Nel 1800 è una metodologia da tavolino, si usano dei questionari che vengono sottoposti dai missionari alle popolazioni che si vogliono studiare.
1920: viene fondata la ricerca etnografica, che è la metodologia dell’antropologia, costituita da:
- Ricerca quantitativa, la persona che va sul terreno deve prendere informazioni sulla zona, sulla popolazione che andrà a studiare leggendo la bibliografia presente fino ad allora su quel argomento.
- Ricerca qualitativa, creare dei focus group, interviste strutturate o semistrutturate, osservazione partecipante, calarsi dentro alla società che si sta studiando, che permette di entrare in profondità nel terreno di ricerca.
- Resoconto etnografico, il primo fu realizzato da Malinowski.
Boas, spiega come andavano a pesca di salmoni gli eschimesi e si traveste da pescatore, per far capire ai suoi studenti che cosa avvenisse: esempio di osservazione partecipante.
Oggetto di studio dell’antropologia medica
Studia le specificità culturali che ci permettono di definire il corpo vs la corporeità. Le specificità culturali che definiscono il binomio sofferenza/dolore, cura/malattia, salute/malattia, corpo/corporeità e benessere/guarigione.
Studia le esperienze della salute e della malattia nelle diverse società umane. Studia gli aspetti sociali, culturali ed economici della malattia e della cura. Studia il ruolo dei terapeuti, sciamani, guaritori tradizionali, che hanno stessa validità degli psicologi, dei pazienti e degli operatori sanitari e le loro relazioni e ruoli.

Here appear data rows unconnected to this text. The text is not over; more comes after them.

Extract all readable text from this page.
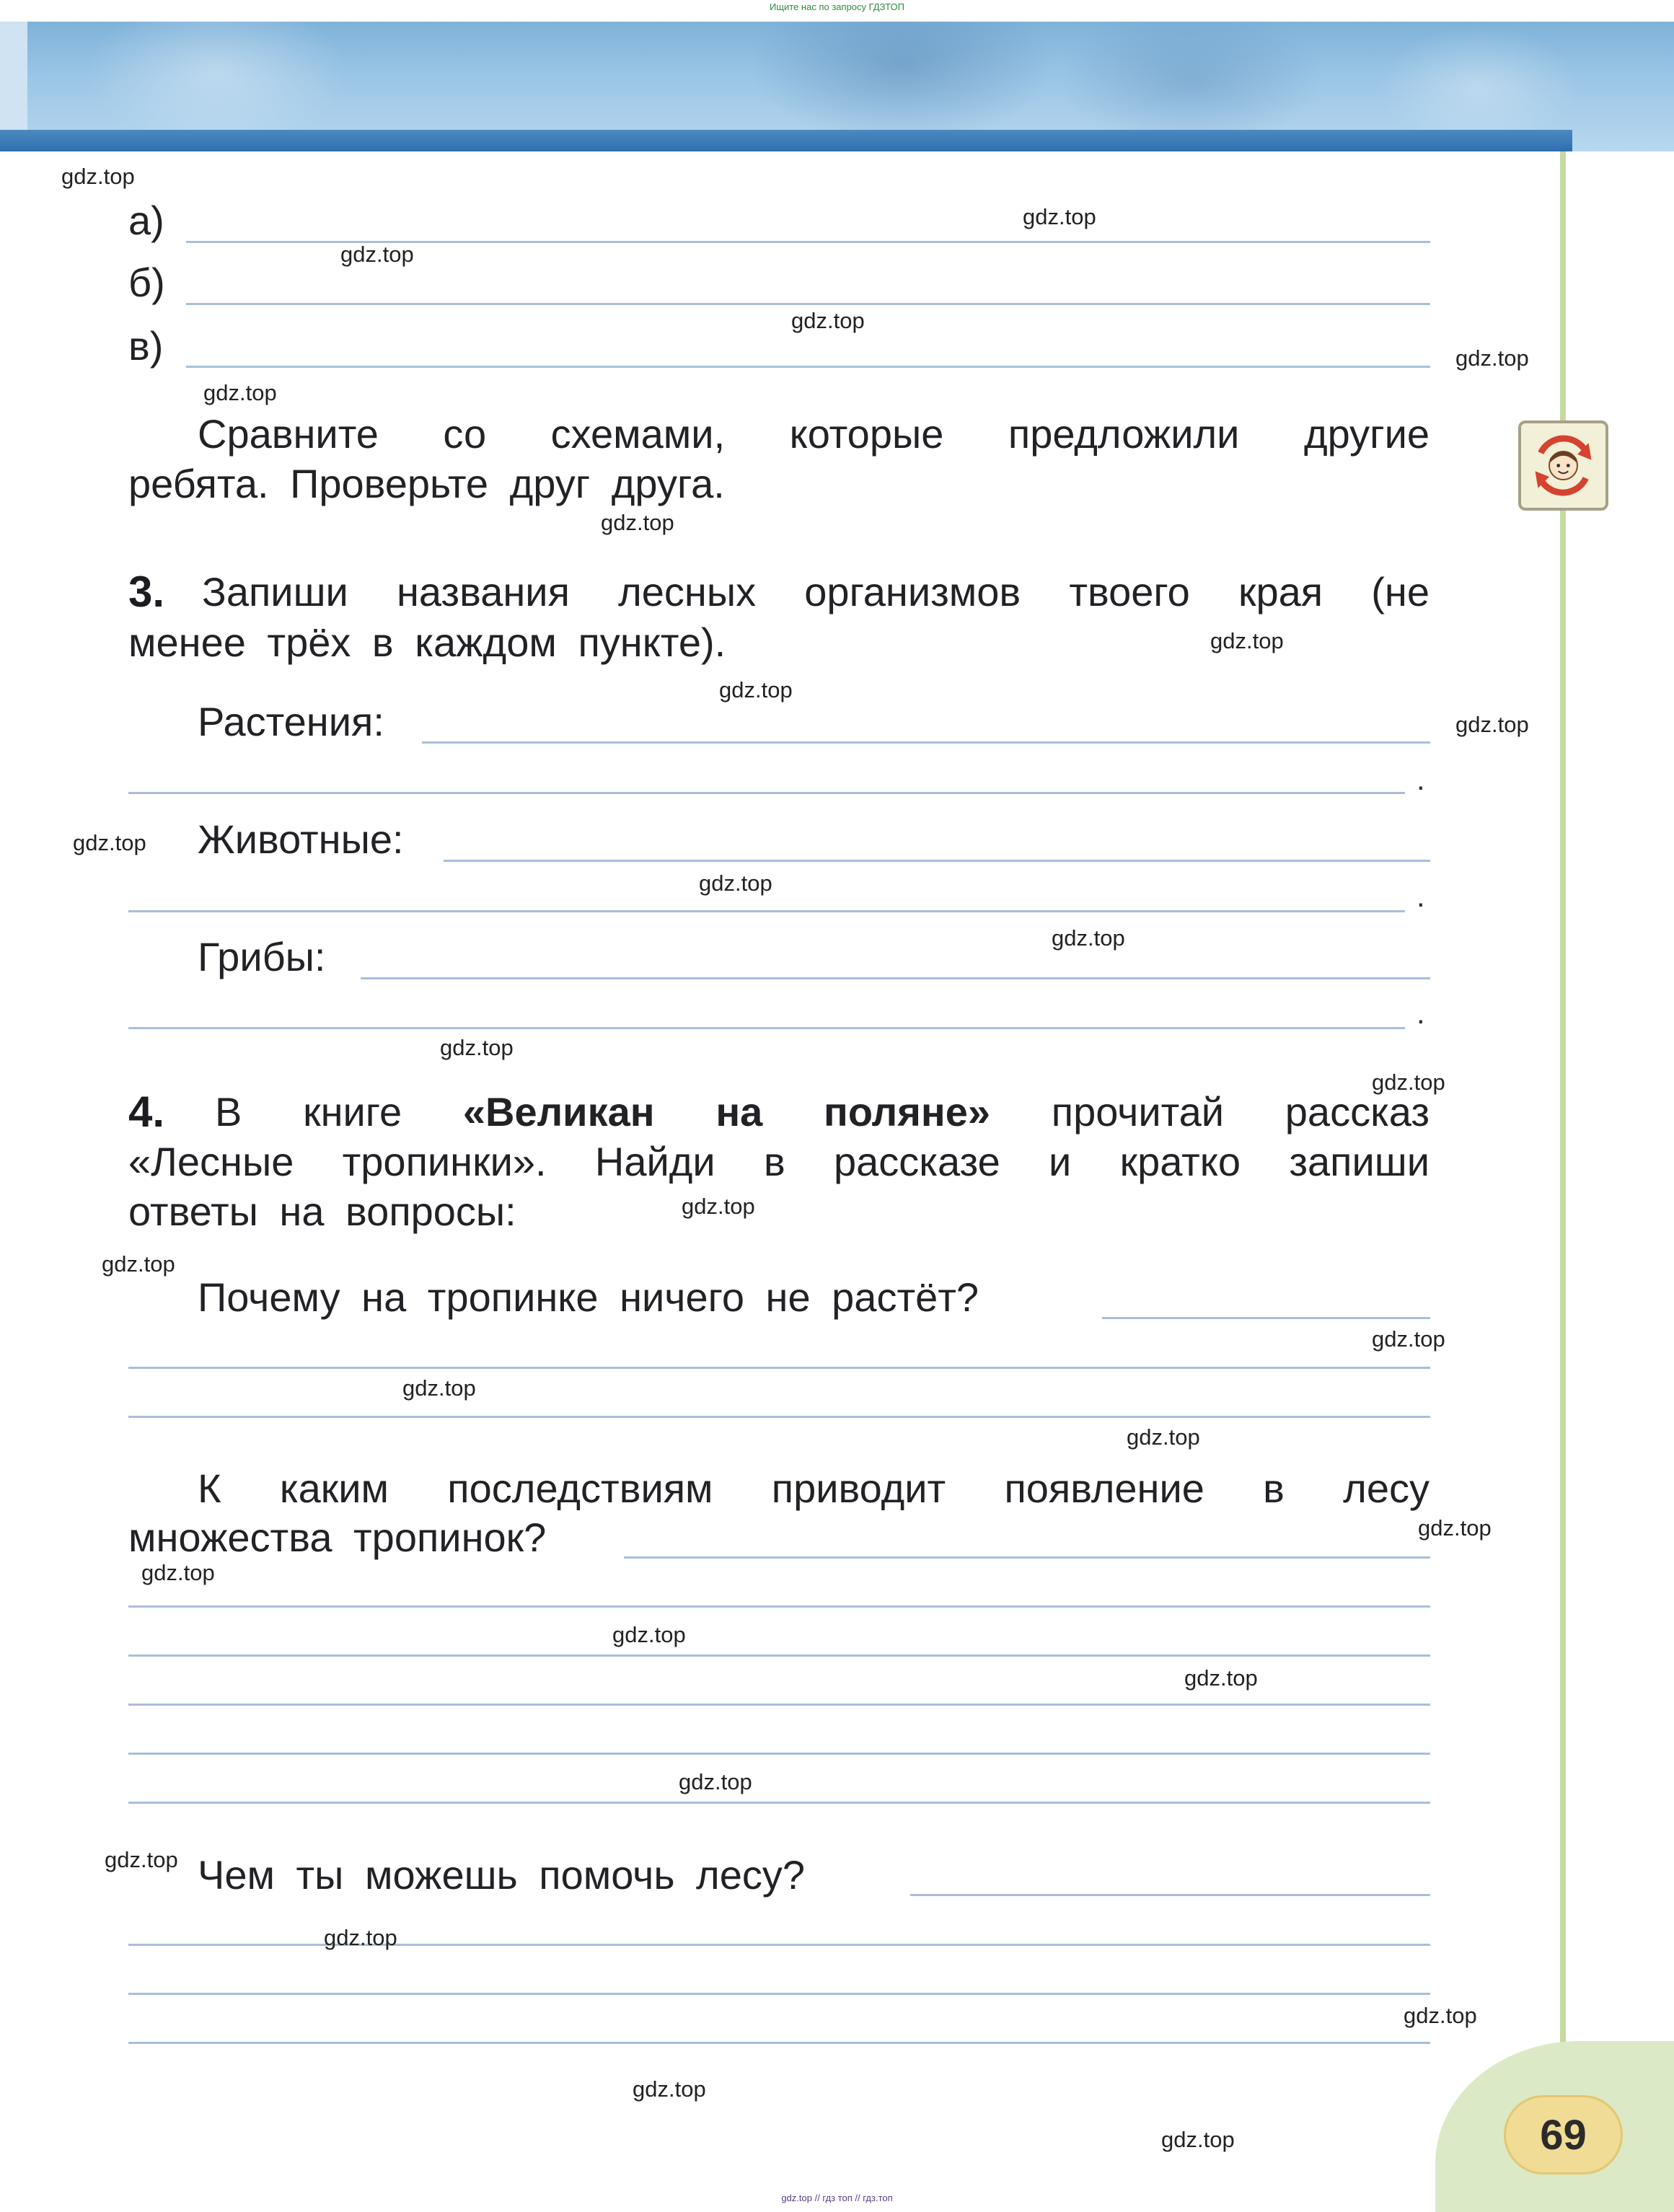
Ищите нас по запросу ГДЗТОП
69
а)
б)
в)
Сравните со схемами, которые предложили другие
ребята. Проверьте друг друга.
3. Запиши названия лесных организмов твоего края (не
менее трёх в каждом пункте).
Растения:
.
Животные:
.
Грибы:
.
4. В книге «Великан на поляне» прочитай рассказ
«Лесные тропинки». Найди в рассказе и кратко запиши
ответы на вопросы:
Почему на тропинке ничего не растёт?
К каким последствиям приводит появление в лесу
множества тропинок?
Чем ты можешь помочь лесу?
gdz.top
gdz.top
gdz.top
gdz.top
gdz.top
gdz.top
gdz.top
gdz.top
gdz.top
gdz.top
gdz.top
gdz.top
gdz.top
gdz.top
gdz.top
gdz.top
gdz.top
gdz.top
gdz.top
gdz.top
gdz.top
gdz.top
gdz.top
gdz.top
gdz.top
gdz.top
gdz.top
gdz.top
gdz.top
gdz.top
gdz.top // гдз топ // гдз.топ
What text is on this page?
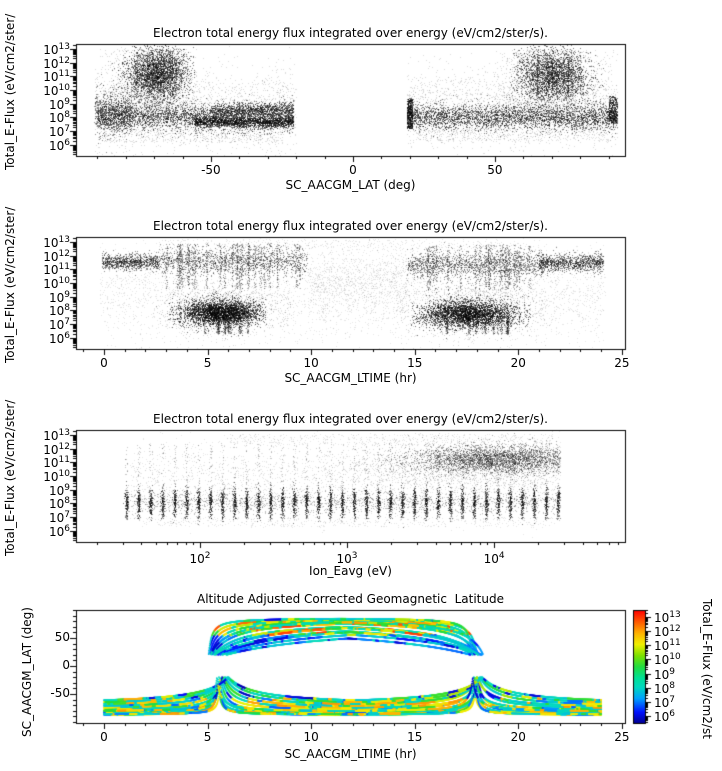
Electron total energy flux integrated over energy (eV/cm2/ster/s).
Electron total energy flux integrated over energy (eV/cm2/ster/s).
Electron total energy flux integrated over energy (eV/cm2/ster/s).
Altitude Adjusted Corrected Geomagnetic  Latitude
SC_AACGM_LAT (deg)
SC_AACGM_LTIME (hr)
Ion_Eavg (eV)
SC_AACGM_LTIME (hr)
Total_E-Flux (eV/cm2/ster/
Total_E-Flux (eV/cm2/ster/
Total_E-Flux (eV/cm2/ster/
SC_AACGM_LAT (deg)	Total_E-Flux (eV/cm2/st
$10^6$
$10^7$
$10^8$
$10^9$
$10^{10}$
$10^{11}$
$10^{12}$
$10^{13}$
$10^6$
$10^7$
$10^8$
$10^9$
$10^{10}$
$10^{11}$
$10^{12}$
$10^{13}$
-50	0	50
$10^6$
$10^7$
$10^8$
$10^9$
$10^{10}$
$10^{11}$
$10^{12}$
$10^{13}$
0	5	10	15	20	25
$10^6$
$10^7$
$10^8$
$10^9$
$10^{10}$
$10^{11}$
$10^{12}$
$10^{13}$
$10^2$	$10^3$	$10^4$
-50
0
50
0	5	10	15	20	25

Precursori dell’antropologia medica:
- William Rivers, ha visto fin dal 1924 il rapporto tra medicina, magia e religione in alcune popolazioni.
- Evans-Pritchard, ha studiato come la stregoneria fosse una strategia per punire chi avesse commesso un torto o un maleficio nei confronti di altre persone. Stregoneria come produttrice di malattia o di morte.
- Ackerknecht, sostiene che la malattia ha la stessa funzione che hanno i tribunali, la persona malata è quella che ha commesso qualcosa, bisogna stanare il male.
Antropologia medica = in Francia è conosciuta come antropologia della maladie, fenomeno sociale e non prettamente individuale. In Italia si sta specializzando nell’antropologia della salute, la messa in pratica di strategie per promuovere la salute della popolazione, l’accesso alle risorse.
Due orientamenti:
- Funzionalista: si indaga la funzione sociale della malattia nelle diverse società e culture.
- Cognitivista: focalizza l’attenzione sul modo in cui ogni cultura percepisce e struttura l’esperienza della malattia.
Tendenze: studiare la malattia all’interno della cultura di appartenenza, andando a vedere le caratteristiche culturali, ovvero come la persona vive la malattia. Esame dei problemi relativi alla salute e alla malattia in chiave antropologica (antropologia applicata all’ambito medico). I problemi posti dall’antropologia culturale e sociale trovano riflessione privilegiata nell’antropologia medica.
Sistema medico = insieme di rappresentazioni, saperi, pratiche, risorse, relazioni che in un determinato contesto storico-sociale sono finalizzate a individuare, interpretare e fronteggiare ciò che viene considerato come “malattia”.
Biomedicina
Uno dei fondamenti dell’antropologia medica è la biomedicina, ovvero l’insieme di saperi, pratiche, tecniche per valutare, interpretare e fronteggiare la malattia. È la medicina biologica, cosmopolita, ufficiale, è la medicina occidentale. È reputata essere il sistema di cura cosmopolita ufficiale conosciuto in tutto il mondo, ma non necessariamente praticato.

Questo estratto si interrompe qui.